This festive season there have been many claims that our traditional Christmas is under threat. One story even said that teachers are being told by the British government to protect children from ‘Scary Santas’
In truth, the article about ‘scary santa’ which provoked the outcry was only advising teachers on what to do if some children were particularly bewildered or anxious about Christmas outings, changes in routine or meeting a strange old man with a beard – allcompletely reasonable reactions if you think about it logically.
Infact, as many parents already know, a lot of very young children are scared of Father Christmas – and why not? To ask a small child to go up to and sit on the knee of a strange old man is not something we would even consider at any other time of the year.
Nevertheless, Father Christmas or Santa Claus has become the human face of the festive season. The image of an old man with long white beard, red coat, and sack of toys is everywhere.
He is seen as a jolly, friendly soul who lives in the North Pole making toys and then, with the help of flying reindeer, a large sleigh and a lot of magic, he brings presents to all children on the night before Christmas (or in some countries on St Nicholas Day – 6th December)
Most children up to the about 8 years old really believe this is true, and it does bring a magical side to the stress and increasing commercialism of the whole season.
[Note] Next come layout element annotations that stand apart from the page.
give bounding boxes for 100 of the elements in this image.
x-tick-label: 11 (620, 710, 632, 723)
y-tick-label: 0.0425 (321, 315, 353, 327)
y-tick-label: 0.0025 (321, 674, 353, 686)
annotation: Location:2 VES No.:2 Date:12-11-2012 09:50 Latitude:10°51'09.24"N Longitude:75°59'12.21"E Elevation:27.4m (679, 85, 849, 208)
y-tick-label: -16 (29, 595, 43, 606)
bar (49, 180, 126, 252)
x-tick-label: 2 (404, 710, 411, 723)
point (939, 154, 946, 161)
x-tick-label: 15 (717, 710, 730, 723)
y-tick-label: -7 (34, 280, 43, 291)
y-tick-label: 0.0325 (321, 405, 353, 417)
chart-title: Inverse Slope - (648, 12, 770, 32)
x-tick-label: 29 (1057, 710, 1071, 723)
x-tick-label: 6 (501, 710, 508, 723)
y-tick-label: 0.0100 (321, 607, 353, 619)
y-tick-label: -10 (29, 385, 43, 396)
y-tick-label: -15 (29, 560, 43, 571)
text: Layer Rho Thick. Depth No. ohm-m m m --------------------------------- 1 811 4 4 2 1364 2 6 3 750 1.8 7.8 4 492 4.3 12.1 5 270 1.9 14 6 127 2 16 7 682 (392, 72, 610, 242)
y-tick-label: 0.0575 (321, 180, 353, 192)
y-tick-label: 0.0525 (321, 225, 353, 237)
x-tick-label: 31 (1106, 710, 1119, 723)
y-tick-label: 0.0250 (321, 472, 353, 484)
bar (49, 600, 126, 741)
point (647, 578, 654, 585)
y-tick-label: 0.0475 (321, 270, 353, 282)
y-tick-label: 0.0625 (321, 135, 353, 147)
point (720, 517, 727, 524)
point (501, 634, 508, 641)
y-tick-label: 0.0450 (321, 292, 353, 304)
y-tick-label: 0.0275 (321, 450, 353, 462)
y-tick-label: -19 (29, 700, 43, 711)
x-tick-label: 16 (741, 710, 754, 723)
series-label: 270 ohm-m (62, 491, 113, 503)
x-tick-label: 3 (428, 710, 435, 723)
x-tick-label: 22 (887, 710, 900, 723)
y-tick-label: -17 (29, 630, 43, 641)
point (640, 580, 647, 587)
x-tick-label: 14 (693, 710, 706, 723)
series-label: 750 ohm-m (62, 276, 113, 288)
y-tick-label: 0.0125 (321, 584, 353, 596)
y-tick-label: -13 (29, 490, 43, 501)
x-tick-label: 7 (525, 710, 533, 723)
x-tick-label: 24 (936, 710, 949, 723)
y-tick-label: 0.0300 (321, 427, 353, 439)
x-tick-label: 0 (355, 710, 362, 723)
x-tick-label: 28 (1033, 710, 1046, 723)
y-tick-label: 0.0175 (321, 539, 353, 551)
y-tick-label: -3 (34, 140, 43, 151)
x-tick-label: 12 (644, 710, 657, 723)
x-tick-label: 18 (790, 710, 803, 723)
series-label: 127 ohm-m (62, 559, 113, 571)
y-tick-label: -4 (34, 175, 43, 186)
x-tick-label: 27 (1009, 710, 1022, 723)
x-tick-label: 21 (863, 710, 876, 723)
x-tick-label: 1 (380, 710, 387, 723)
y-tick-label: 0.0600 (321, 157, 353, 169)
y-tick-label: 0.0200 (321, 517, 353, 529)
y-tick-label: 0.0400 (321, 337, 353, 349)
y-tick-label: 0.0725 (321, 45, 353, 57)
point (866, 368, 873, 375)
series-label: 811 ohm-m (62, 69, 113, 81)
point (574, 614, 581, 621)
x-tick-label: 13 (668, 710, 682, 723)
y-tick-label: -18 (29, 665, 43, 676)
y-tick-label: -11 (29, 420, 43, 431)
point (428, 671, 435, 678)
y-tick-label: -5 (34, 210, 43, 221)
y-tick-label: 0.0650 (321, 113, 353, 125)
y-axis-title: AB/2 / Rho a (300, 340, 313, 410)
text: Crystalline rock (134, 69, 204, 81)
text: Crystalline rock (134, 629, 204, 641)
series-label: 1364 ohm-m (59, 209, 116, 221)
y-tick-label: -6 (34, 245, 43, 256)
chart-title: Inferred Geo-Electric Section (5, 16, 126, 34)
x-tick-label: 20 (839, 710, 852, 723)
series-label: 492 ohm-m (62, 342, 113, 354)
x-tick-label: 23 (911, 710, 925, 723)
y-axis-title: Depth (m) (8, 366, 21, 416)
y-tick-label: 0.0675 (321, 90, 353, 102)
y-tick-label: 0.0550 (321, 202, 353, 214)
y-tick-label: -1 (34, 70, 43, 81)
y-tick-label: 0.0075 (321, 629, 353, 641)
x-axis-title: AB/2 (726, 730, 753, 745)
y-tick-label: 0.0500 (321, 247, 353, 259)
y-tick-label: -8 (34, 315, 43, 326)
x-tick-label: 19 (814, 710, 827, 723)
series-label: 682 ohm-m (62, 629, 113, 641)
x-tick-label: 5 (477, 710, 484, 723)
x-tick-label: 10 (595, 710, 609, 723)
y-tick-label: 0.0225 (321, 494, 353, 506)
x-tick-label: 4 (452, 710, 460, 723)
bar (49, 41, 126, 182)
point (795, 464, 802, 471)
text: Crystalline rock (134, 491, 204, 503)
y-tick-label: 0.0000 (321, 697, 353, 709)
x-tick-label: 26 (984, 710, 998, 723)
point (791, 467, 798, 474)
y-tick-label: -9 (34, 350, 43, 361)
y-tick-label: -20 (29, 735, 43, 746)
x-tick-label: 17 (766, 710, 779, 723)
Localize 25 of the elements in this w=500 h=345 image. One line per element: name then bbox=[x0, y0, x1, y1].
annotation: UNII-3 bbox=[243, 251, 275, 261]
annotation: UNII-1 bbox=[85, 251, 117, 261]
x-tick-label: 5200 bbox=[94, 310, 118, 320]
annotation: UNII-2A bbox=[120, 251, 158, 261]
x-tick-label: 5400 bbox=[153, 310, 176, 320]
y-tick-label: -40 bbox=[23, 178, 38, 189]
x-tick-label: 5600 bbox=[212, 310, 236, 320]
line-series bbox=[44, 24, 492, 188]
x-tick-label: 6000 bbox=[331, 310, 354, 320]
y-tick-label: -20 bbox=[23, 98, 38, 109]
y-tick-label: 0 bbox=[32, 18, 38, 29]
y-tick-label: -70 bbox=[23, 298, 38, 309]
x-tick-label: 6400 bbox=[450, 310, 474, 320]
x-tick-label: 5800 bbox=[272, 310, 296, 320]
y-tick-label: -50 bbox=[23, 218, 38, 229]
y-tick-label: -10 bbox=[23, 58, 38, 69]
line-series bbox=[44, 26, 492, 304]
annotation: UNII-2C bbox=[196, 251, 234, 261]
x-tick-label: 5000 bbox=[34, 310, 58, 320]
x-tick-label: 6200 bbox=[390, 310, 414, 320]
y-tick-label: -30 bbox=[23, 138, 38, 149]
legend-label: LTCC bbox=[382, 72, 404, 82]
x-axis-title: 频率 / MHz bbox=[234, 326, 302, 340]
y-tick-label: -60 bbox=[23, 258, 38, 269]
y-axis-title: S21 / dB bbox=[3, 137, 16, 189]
The idea of bringing gifts at Christmas time can be traced back to the nativity story and indeed before, with the Roman celebration of Saturnalia.
Father Christmas himself was originally part of an old English midwinter festival, and he was then dressed in green, a sign of the returning spring. The man we dipict today is also based on Santa Claus who became known in England during the 1870’s. His name comes from the Dutch name for St. Nicholas which is Sinter Klaas.
St. Nicholas was a 4th Century Christian saint from the area of Myra (modern day Turkey). He was a very shy man and wanted to give money to poor people without them knowing about it. One day he climbed onto the roof of a house and dropped a purse of money down the chimney, apparently it landed in a stocking which had been put to dry by the fire. This may explain the belief that Father Christmas comes down the chimney and places gifts in children’s stockings.
Alongside the stories of St Nicholas, we get a lot of today’s Father Christmas traditions from American ideas from the 19th Century. One particular poem, written by Clement Clarke Moore in 1822, describes more or less exactly what most people image to be Father Christmas.
The poem is often called ‘The Night Before Christmas’, but it was originally titled ‘A Visit from St Nicholas’:
” He was dressed all in fur from his head to his foot, and his clothes were all tarnished with ashes and soot;
A bundle of toys he had flung on his back, and he looked like a pedlar just opening his sack.
His eyes how they twinkled! his dimples how merry! His cheeks were like roses, his nose like a cherry;
His droll little mouth was drawn up like a bow, and the beard on his chin was as white as the snow.
The stump of a pipe he held tight in his teeth, and the smoke it encircled his head like a wreath.
He had a broad face, and a little round belly that shook when he laughed like a bowl full of jelly.
He was chubby and plump,–a right jolly old elf– And I laughed when I saw him, in spite of myself. “
This all shows that the tradition of Father Christmas is a strong and historic one which had adapted to suit different people and times throughout recent centuries.
So, as long as we remember to treat our children with respect and act accordingly if they are scared, then I am sure that Father Christmas will become become a much loved figure who will enchant them for many years to come.